A questionnaire that accompanies the screening document says doctors should isolate patients who have the symptoms and history Duncan did on his first visit to Presbyterian. Doctors are also told to consult their hospitals’ infectious disease experts and the health department.

“These two pages are connected,” Perkins said.

The questionnaire is on the page that follows the algorithm. The questionnaire appears to offer the proper procedure, conflicting with the algorithm. But if doctors were to use the algorithm to diagnose Duncan, his stated lack of known exposure might not have pointed doctors to that other page.

Dr. Daniel Varga, chief clinical officer of Presbyterian’s parent, Texas Health Resources, said the county guidelines were issued to the staff in August.

“The [Ebola algorithm] that we communicated to the staff was the county health department’s algorithm,” he said.

The hospital has since issued its own guidelines to caregivers that appeared to be consistent with CDC protocols.
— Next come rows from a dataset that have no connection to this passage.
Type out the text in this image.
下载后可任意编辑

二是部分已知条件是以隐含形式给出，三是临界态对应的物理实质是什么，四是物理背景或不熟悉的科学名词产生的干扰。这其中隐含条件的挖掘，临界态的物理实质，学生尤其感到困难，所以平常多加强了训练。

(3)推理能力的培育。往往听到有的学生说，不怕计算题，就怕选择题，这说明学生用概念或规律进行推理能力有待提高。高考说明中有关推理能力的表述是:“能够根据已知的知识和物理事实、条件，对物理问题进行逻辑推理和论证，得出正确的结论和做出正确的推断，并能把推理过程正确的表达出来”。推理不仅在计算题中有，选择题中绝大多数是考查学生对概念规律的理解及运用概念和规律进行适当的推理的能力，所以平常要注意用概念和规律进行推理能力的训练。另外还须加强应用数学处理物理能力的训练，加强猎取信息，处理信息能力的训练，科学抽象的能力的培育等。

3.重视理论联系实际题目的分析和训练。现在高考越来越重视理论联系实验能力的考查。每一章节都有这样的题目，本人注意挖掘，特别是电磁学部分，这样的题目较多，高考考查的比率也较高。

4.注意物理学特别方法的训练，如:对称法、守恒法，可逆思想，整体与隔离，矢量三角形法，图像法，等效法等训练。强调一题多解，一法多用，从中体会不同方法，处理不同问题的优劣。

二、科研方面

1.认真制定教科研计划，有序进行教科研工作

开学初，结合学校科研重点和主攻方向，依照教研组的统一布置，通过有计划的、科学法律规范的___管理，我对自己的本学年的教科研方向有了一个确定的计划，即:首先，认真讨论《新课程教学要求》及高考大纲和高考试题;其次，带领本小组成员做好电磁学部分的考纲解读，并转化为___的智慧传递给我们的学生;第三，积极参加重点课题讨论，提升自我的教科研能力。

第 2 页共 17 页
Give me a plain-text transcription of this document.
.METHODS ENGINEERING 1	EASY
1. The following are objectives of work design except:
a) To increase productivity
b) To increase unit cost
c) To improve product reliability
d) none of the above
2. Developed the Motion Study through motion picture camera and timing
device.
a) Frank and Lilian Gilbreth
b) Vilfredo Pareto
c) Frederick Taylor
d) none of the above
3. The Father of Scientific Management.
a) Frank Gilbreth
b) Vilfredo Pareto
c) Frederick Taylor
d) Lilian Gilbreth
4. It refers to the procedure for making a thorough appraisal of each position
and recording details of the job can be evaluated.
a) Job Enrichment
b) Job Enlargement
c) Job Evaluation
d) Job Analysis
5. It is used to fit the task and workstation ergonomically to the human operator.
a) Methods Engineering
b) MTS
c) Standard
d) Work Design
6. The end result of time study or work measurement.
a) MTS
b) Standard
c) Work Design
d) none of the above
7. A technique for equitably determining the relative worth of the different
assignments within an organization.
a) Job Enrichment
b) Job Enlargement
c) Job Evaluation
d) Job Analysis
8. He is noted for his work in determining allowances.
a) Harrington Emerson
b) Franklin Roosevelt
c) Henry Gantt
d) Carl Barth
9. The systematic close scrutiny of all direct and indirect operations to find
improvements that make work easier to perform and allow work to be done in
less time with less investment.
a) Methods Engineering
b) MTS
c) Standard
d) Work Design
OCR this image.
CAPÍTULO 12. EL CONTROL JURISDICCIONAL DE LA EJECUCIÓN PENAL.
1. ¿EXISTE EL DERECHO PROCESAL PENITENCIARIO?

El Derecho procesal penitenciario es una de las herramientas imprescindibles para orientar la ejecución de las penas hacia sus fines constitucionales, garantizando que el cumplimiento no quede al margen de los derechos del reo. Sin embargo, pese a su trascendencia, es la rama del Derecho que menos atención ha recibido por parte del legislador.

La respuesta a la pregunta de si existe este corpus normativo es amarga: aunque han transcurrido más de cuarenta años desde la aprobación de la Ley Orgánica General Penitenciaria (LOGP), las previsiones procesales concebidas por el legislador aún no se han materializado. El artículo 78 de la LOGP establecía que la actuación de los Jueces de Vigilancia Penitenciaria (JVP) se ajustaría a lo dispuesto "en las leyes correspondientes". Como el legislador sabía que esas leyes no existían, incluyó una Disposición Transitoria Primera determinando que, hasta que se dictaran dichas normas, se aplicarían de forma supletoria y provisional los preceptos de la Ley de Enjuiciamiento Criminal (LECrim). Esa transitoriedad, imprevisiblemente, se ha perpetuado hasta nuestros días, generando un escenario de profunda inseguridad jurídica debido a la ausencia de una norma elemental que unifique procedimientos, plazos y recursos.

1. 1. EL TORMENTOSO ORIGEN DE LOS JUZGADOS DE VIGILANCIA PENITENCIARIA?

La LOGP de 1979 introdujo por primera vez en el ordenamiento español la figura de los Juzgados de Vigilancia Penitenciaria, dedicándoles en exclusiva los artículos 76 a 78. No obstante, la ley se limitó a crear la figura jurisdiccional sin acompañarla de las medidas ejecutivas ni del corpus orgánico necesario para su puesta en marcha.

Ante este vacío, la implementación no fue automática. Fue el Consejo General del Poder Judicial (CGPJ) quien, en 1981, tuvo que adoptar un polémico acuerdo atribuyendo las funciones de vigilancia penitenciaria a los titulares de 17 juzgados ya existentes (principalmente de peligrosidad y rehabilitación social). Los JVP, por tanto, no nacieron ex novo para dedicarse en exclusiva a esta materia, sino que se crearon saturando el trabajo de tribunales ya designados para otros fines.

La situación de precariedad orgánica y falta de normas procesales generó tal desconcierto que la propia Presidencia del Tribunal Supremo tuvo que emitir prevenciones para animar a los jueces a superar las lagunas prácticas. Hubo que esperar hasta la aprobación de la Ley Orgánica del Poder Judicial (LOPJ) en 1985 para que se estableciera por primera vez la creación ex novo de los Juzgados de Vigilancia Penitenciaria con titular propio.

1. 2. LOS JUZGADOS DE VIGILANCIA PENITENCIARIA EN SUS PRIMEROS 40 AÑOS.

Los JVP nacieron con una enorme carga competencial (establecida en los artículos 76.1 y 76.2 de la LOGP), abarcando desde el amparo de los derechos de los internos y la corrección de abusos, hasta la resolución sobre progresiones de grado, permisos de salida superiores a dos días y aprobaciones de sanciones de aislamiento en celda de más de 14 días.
Dallas County’s health department is not the only one to offer its own guidance on Ebola. For instance, the Florida Department of Health distributed a flow chart on Sept. 5 that is almost identical to the Dallas County screening tool. As in Dallas, someone in Florida with the history and symptoms of Duncan’s first visit would be classified “NOT CURRENTLY SUSPECTED – NO TESTING.”

Some hospitals have developed their own protocols. Parkland Memorial Hospital in Dallas developed its own response to Ebola, officials there said.

On Aug. 1, the CDC sent health providers an Ebola alert. Shortly thereafter, Parkland changed its intake procedures, said the hospital’s disaster medical director, Dr. Alexander Eastman.

All patients are asked at intake about travel to the Ebola-active parts of West Africa, he said. If the answer is “yes,” that patient is isolated immediately and met with staffers wearing protective gear before any additional examination or testing, he said.

That’s far above what either the county or CDC recommends. The process was developed by a committee of infectious disease experts who looked at recommendations available and came up with their own checklist, Eastman said.

More than 44,000 patients on the main hospital campus alone have faced those new Ebola-related initial questions since August, he said.

After Duncan’s diagnosis was made public, Parkland added another early question having to do with contact with someone with Ebola in Dallas.